Over 700 fish-eating dinosaur footprints found in Portugal

Barcelona: A Spanish paleontological team has found more than 700 footprints belonging to carnivorous dinosaurs in Portugal, a leading investigator said on Tuesday.

The dinosaurs were believed to be part of the Megalosauridae group, from the Middle Jurassic Period, and were thought to take advantage of low tides to hunt fish trapped in tidal pools, EFE news reported.

Novella Razzolini, the leading investigator on the Catalan Institute of Paleontology’s team, said the footprints were a “marvelous finding”.

She said the Middle Jurassic, which stretches back from 174 million to 163 million years ago, is known as the “dark age” of dinosaurs, as fossil records have shined little light on many of the creatures that lived during the period.
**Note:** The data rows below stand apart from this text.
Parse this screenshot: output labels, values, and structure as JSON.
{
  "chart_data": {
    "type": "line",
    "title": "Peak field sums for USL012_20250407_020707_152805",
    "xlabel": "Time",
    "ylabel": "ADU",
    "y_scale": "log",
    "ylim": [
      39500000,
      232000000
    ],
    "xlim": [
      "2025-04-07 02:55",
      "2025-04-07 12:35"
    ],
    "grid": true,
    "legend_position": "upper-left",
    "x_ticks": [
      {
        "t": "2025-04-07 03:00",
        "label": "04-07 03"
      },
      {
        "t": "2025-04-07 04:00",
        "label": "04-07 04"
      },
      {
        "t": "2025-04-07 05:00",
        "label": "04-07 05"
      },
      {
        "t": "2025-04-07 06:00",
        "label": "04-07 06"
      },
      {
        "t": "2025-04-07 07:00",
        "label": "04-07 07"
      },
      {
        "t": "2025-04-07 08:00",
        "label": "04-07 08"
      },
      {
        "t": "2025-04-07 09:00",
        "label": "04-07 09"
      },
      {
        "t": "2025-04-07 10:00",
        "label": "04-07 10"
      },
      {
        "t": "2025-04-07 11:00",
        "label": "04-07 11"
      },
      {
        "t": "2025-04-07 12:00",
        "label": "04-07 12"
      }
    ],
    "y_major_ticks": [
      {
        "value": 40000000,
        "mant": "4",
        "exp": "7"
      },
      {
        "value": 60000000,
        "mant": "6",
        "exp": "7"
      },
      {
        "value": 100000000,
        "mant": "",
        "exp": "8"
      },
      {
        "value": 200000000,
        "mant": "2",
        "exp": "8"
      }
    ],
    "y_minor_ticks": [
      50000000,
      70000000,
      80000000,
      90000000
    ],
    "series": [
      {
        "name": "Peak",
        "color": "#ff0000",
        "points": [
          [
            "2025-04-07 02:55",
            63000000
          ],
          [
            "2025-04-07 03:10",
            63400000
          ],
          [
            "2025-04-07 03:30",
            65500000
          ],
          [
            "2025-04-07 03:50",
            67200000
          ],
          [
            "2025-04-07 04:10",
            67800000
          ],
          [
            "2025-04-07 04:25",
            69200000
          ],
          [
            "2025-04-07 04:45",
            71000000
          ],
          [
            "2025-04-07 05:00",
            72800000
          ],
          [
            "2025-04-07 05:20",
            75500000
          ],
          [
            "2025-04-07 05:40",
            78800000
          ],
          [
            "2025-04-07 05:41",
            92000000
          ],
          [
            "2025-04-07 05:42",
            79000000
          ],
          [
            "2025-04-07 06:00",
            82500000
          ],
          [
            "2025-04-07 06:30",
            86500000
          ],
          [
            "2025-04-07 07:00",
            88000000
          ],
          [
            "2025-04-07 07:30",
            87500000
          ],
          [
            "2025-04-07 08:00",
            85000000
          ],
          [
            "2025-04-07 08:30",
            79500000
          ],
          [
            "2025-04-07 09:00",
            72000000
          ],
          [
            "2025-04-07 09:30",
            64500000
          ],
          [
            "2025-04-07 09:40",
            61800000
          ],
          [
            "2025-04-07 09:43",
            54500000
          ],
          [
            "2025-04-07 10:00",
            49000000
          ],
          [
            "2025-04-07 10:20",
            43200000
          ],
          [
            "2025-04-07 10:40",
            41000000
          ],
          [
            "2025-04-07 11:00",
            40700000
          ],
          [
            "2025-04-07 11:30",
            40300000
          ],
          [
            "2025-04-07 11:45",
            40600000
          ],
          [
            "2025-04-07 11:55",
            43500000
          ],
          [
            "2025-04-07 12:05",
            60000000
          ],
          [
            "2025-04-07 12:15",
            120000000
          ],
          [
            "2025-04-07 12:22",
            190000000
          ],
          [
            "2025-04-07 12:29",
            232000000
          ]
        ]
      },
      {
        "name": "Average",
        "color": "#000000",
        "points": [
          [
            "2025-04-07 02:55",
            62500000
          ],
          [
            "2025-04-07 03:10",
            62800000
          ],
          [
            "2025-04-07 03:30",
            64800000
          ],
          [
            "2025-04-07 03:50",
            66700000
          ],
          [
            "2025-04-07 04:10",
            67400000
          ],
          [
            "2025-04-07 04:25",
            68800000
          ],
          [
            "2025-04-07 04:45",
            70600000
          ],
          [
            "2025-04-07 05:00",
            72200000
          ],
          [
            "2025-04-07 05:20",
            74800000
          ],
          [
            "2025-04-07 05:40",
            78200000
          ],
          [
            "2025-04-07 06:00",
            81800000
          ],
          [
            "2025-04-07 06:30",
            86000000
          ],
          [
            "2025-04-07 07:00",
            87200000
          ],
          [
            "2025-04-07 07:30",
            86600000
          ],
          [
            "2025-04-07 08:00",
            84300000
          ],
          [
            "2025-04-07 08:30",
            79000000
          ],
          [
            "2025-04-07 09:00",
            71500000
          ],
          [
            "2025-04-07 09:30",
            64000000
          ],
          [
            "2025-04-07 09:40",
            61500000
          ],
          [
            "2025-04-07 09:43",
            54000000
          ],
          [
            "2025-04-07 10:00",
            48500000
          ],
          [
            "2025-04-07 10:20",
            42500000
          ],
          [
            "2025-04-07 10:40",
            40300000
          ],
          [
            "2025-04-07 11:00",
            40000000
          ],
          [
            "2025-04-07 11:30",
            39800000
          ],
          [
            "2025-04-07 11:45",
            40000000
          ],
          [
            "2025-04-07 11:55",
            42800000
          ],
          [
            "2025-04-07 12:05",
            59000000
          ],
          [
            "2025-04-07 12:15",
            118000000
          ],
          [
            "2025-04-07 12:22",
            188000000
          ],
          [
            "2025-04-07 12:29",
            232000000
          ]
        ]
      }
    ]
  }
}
In Europe, most fossil remains from this group have been found in France, England and Scotland, while Portugal is known for the high amount of fossilised footprints.
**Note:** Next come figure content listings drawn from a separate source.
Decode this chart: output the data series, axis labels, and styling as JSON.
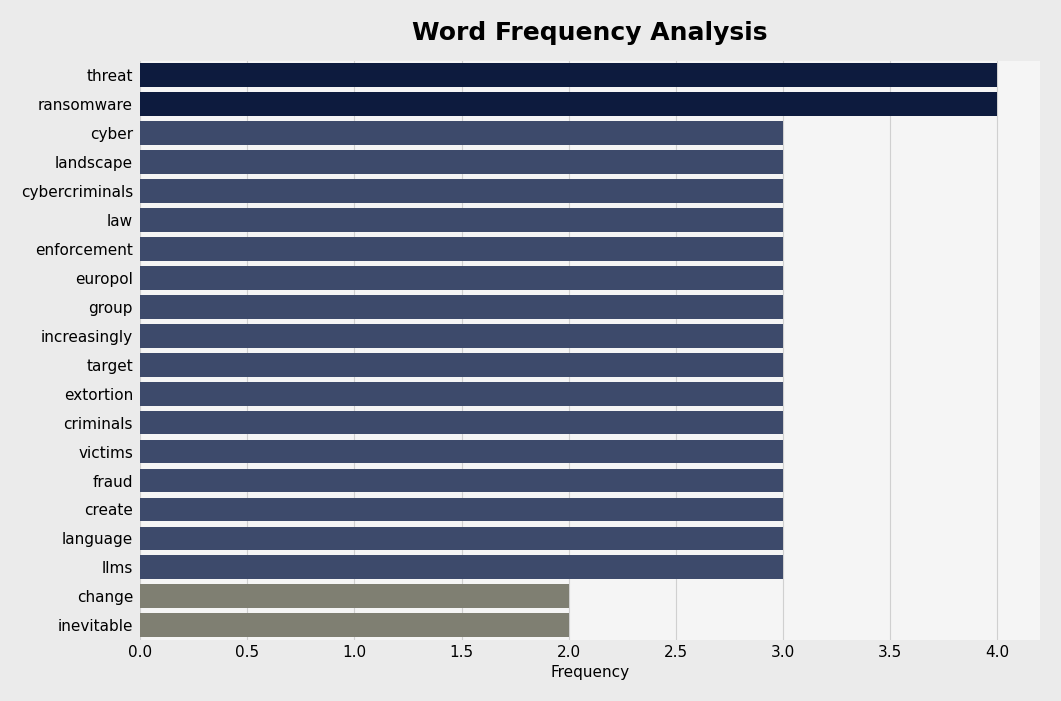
{
  "title": "Word Frequency Analysis",
  "xlabel": "Frequency",
  "categories": [
    "inevitable",
    "change",
    "llms",
    "language",
    "create",
    "fraud",
    "victims",
    "criminals",
    "extortion",
    "target",
    "increasingly",
    "group",
    "europol",
    "enforcement",
    "law",
    "cybercriminals",
    "landscape",
    "cyber",
    "ransomware",
    "threat"
  ],
  "values": [
    2,
    2,
    3,
    3,
    3,
    3,
    3,
    3,
    3,
    3,
    3,
    3,
    3,
    3,
    3,
    3,
    3,
    3,
    4,
    4
  ],
  "bar_colors": [
    "#7f7f72",
    "#7f7f72",
    "#3d4a6b",
    "#3d4a6b",
    "#3d4a6b",
    "#3d4a6b",
    "#3d4a6b",
    "#3d4a6b",
    "#3d4a6b",
    "#3d4a6b",
    "#3d4a6b",
    "#3d4a6b",
    "#3d4a6b",
    "#3d4a6b",
    "#3d4a6b",
    "#3d4a6b",
    "#3d4a6b",
    "#3d4a6b",
    "#0d1b3e",
    "#0d1b3e"
  ],
  "xlim": [
    0,
    4.2
  ],
  "xticks": [
    0.0,
    0.5,
    1.0,
    1.5,
    2.0,
    2.5,
    3.0,
    3.5,
    4.0
  ],
  "background_color": "#ebebeb",
  "bar_area_color": "#f5f5f5",
  "title_fontsize": 18,
  "label_fontsize": 11,
  "tick_fontsize": 11,
  "bar_height": 0.82
}
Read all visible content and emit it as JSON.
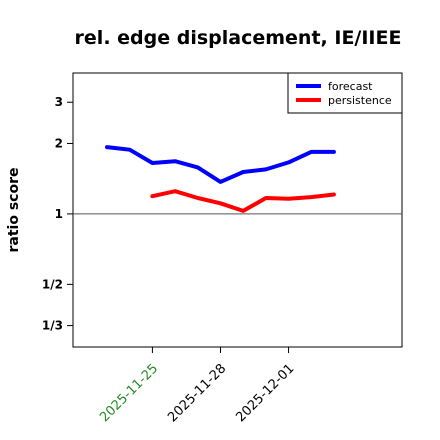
{
  "chart_data": {
    "type": "line",
    "title": "rel. edge displacement, IE/IIEE",
    "ylabel": "ratio score",
    "xlabel": "",
    "yscale": "log",
    "ylim": [
      0.27,
      4.0
    ],
    "xlim": [
      "2025-11-21T12:00",
      "2025-12-06"
    ],
    "yticks": [
      {
        "value": 3,
        "label": "3"
      },
      {
        "value": 2,
        "label": "2"
      },
      {
        "value": 1,
        "label": "1"
      },
      {
        "value": 0.5,
        "label": "1/2"
      },
      {
        "value": 0.3333,
        "label": "1/3"
      }
    ],
    "xticks": [
      {
        "value": "2025-11-25",
        "label": "2025-11-25",
        "color": "#228b22"
      },
      {
        "value": "2025-11-28",
        "label": "2025-11-28",
        "color": "#000000"
      },
      {
        "value": "2025-12-01",
        "label": "2025-12-01",
        "color": "#000000"
      }
    ],
    "reference_line": 1,
    "legend": {
      "position": "top-right"
    },
    "series": [
      {
        "name": "forecast",
        "color": "#0000ff",
        "x": [
          "2025-11-23",
          "2025-11-24",
          "2025-11-25",
          "2025-11-26",
          "2025-11-27",
          "2025-11-28",
          "2025-11-29",
          "2025-11-30",
          "2025-12-01",
          "2025-12-02",
          "2025-12-03"
        ],
        "y": [
          1.93,
          1.88,
          1.65,
          1.68,
          1.58,
          1.37,
          1.51,
          1.55,
          1.66,
          1.84,
          1.84
        ]
      },
      {
        "name": "persistence",
        "color": "#ff0000",
        "x": [
          "2025-11-25",
          "2025-11-26",
          "2025-11-27",
          "2025-11-28",
          "2025-11-29",
          "2025-11-30",
          "2025-12-01",
          "2025-12-02",
          "2025-12-03"
        ],
        "y": [
          1.19,
          1.25,
          1.17,
          1.11,
          1.03,
          1.17,
          1.16,
          1.18,
          1.21
        ]
      }
    ]
  }
}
Razzolini’s study focused on a series of prints found in Velle de Meio, 100 km north of Lisbon, an area that 170 million years ago was underwater during high tide, but which during low tide had sand bars which stopped the water from receding and formed lagoons.

According to the paleontologist, the footprints found are the largest in the Iberian peninsula and could belong to a small number of individuals that consistently fished in the area.

This is the first time investigators found clear evidence of migrations and movements by Megalosauridae with the sole purpose of acquiring food.